Building, Packaging, and Contributing to adcli
Compiling adcli from Source This describes how to compiling the adcli package from source code. This is normally only necessary for those wishing to contribute to the project or package adcli. You can download tarballs of the releases of adcli or check out the source code from git. This documentation will not go into all the details of how to get your development environment set up and instead focus on the what's unique to compiling adcli.

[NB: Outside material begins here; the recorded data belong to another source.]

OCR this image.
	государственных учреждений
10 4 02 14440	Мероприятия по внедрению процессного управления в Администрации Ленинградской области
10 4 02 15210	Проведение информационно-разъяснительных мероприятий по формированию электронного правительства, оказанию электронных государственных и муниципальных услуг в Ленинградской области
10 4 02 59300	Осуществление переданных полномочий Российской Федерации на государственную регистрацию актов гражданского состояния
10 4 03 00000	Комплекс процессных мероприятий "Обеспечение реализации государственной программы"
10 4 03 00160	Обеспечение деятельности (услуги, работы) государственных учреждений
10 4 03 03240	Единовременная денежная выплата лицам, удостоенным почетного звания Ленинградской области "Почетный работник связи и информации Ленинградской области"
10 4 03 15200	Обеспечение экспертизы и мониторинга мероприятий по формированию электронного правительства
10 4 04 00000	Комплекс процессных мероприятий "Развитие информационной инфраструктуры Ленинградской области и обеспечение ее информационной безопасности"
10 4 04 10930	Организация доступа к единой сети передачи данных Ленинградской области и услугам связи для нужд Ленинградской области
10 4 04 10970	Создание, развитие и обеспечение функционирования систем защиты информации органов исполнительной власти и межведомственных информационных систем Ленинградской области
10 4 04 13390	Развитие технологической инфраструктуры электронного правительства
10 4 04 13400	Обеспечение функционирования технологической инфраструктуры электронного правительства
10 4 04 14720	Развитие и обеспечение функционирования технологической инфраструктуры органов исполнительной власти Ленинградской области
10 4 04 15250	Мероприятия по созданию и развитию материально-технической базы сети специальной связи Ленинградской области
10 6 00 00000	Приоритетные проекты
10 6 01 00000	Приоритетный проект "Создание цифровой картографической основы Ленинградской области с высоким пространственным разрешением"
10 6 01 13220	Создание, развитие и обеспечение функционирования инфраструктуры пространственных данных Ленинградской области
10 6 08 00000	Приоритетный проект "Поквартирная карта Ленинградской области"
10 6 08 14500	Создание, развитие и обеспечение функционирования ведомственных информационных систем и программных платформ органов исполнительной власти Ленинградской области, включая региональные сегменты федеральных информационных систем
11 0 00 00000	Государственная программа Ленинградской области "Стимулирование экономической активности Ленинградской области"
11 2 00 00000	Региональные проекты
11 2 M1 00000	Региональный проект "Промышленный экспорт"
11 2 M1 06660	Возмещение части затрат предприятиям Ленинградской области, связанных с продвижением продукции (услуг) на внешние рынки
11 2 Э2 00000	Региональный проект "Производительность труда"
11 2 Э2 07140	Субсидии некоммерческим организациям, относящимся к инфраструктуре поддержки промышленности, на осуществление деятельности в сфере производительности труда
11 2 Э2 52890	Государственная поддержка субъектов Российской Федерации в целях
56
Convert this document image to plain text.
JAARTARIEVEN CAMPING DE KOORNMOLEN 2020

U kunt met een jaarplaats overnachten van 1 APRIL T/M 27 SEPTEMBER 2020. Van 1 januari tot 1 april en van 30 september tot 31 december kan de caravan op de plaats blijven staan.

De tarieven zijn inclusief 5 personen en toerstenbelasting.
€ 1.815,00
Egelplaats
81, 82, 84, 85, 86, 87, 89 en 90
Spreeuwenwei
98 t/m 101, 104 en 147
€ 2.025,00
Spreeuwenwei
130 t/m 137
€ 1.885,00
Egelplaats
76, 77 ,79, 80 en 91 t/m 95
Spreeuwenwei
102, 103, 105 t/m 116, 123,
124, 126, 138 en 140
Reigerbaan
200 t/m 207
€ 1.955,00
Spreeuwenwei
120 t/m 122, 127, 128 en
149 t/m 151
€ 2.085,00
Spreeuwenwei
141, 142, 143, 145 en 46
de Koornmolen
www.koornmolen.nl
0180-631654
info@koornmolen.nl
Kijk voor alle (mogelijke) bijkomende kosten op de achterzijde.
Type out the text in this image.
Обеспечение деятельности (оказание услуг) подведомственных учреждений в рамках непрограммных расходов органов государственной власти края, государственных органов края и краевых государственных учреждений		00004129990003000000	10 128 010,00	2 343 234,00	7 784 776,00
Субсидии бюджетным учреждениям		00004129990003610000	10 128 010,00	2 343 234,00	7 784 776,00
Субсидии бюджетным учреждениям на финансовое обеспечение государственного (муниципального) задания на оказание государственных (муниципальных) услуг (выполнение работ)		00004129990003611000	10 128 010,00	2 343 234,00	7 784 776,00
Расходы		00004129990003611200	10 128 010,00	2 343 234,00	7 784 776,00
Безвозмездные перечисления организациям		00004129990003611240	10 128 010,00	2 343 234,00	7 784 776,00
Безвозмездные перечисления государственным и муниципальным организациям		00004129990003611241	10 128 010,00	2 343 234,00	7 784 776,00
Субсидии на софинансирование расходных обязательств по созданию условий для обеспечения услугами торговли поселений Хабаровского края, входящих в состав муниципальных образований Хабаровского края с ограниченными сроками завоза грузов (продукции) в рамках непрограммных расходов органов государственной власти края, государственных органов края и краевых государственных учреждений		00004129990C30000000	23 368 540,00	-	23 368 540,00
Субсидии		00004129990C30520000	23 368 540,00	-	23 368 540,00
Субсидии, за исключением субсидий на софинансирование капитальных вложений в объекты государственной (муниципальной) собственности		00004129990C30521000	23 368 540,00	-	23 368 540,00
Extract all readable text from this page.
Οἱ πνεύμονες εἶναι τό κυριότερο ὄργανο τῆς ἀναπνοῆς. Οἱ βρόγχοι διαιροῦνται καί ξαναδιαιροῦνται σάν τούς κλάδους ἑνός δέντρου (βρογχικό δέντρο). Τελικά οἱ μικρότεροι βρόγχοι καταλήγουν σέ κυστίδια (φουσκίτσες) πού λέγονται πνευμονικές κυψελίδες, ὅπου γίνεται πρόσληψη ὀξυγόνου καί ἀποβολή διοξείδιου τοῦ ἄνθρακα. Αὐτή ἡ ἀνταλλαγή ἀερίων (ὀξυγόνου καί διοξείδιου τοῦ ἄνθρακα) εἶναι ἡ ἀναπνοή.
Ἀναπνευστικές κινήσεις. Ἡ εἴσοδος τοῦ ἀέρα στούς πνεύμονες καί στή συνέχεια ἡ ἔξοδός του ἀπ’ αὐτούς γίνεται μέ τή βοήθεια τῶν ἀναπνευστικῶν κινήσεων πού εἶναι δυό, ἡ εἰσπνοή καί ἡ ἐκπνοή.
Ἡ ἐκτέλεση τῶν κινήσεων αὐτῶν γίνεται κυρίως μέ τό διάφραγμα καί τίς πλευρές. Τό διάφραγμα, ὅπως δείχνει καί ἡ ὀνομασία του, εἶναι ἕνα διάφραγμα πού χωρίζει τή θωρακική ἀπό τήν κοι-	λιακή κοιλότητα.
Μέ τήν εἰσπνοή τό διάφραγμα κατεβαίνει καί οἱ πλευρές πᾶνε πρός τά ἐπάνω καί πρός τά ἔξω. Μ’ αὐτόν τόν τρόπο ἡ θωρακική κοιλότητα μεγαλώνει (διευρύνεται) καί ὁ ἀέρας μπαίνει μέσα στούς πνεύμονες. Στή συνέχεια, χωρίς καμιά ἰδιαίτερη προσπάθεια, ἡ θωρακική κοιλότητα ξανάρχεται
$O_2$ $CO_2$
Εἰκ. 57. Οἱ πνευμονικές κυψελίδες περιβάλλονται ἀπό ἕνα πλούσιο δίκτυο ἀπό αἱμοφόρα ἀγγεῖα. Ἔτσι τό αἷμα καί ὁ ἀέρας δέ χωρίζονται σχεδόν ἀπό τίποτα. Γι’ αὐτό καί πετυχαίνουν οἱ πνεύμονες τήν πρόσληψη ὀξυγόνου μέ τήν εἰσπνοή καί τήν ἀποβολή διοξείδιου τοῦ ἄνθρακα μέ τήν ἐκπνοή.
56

Dependencies Besides the default autotools, binutils and GCC, adcli requires the following development dependencies to build: OpenLDAP client libraries MIT Kerberos libraries On Debian or Ubuntu you can use the following command to install the dependencies: $ sudo apt-get install build-essential autoconf automake xmlto xsltproc \ libkrb5-dev libldap2-dev libsasl2-dev On Fedora you can use the following command to install the dependencies: $ sudo yum groupinstall "Development Tools" $ sudo yum install automake autoconf xmlto xsltproc krb5-devel openldap-devel \ cyrus-sasl-devel
Building on UNIX adcli uses the standard GNU build system, using autoconf for package configuration and resolving portability issues, automake for building makefiles that comply with the GNU Coding Standards, and libtool for building shared libraries on multiple platforms. The normal sequence for compiling and installing adcli is thus: $ ./configure --prefix=/usr --sysconfdir=/etc... $ make $ make install If you've checked out the source code from git, then the configure script does not yet exist. So use the following instead: $ ./autogen.sh --prefix=/usr --sysconfdir=/etc ... $ make $ make install The standard options provided by GNU autoconf may be passed to the configure script. Please see the autoconf documentation or run ./configure --help for information about the standard options. In particular you probably want to adjust the --prefix=/xxx argument depending on your system and development environment. Make sure that the --sysconfdir=/etc matches the directory where the the MIT Kerberos library stores its krb5.conf. This is usually /etc
Extra Configuration Options In addition to the normal options, the configure script in the adcli supports these additional arguments: , By default adcli is built with debug symbols assertions and and precondition checks. Enabling the debug option configures even more detailed debug build, including disabling optimization. Disabling the debug option is not recommended, as it disables all assertions, preconditions and internal consistency checks, although it may result it a slightly faster library. Disables building of the documentation and command line manual. The documentation is built in the doc/html/ directory of the build. Enables strict checks during building of adcli. All compiler warnings become errors.
Coding Style We use a code style similar to the linux kernel. Use tabs to indent and spaces to align/wrap beyond the indentation level. We don't try to guarantee completely robust and problem free behavior in cases where the caller or system isn't behaving. We consider these to be outside of our control: Broken input from callers. We use preconditions to check input and immediately return. We don't try to provide error codes for all the various ways callers can screw around. Out of memory. It is pretty much impossible to handle out of memory errors correctly. Handling them alongside other errors is naive and broken. We don't try to guarantee library state (such as locks or memory leaks) when memory allocation fails. We do check the results from all memory allocations, but treat them as unexpected conditions. As a nod to the behavior of callers of this library, we don't abort on memory allocation failures. We use preconditions with somewhat sane results. Exception: when reading files or allocating potentially unbounded amounts of memory, we should respond robustly to memory allocation failures. These unexpected conditions indicate a bug either in adcli or in the system. All bets are off once this occurs. Use the return_val_xxx() precondition macros to check for unexpected conditions.
Testing and Code Coverage Low level input parsers and such code should have unit tests exercising it. Use the make check command to run all the tests. If you run it from a subdirectory only the tests in that directory will be run. To check for memory errors or memory leaks, run make memcheck or make leakcheck respectively. This requires valgrind be installed. Build adcli with the configure option to build code coverage support. Once you've done that you can either use make coverage to build code coverage information. Alternatively (and this is usually easier) you can use git coverage to easily check whether you've tested the lines changed by a patch.
Debugging Tips Unexpected conditions will produce critical warnings by adcli. These are often failed internal preconditions, and usually indicate a bug either in adcli or the software calling it. You can use the environment variable ADCLI_STRICT=yes to make adcli do an abort() (and core dump depending on your configuration) when a critical warning occurs.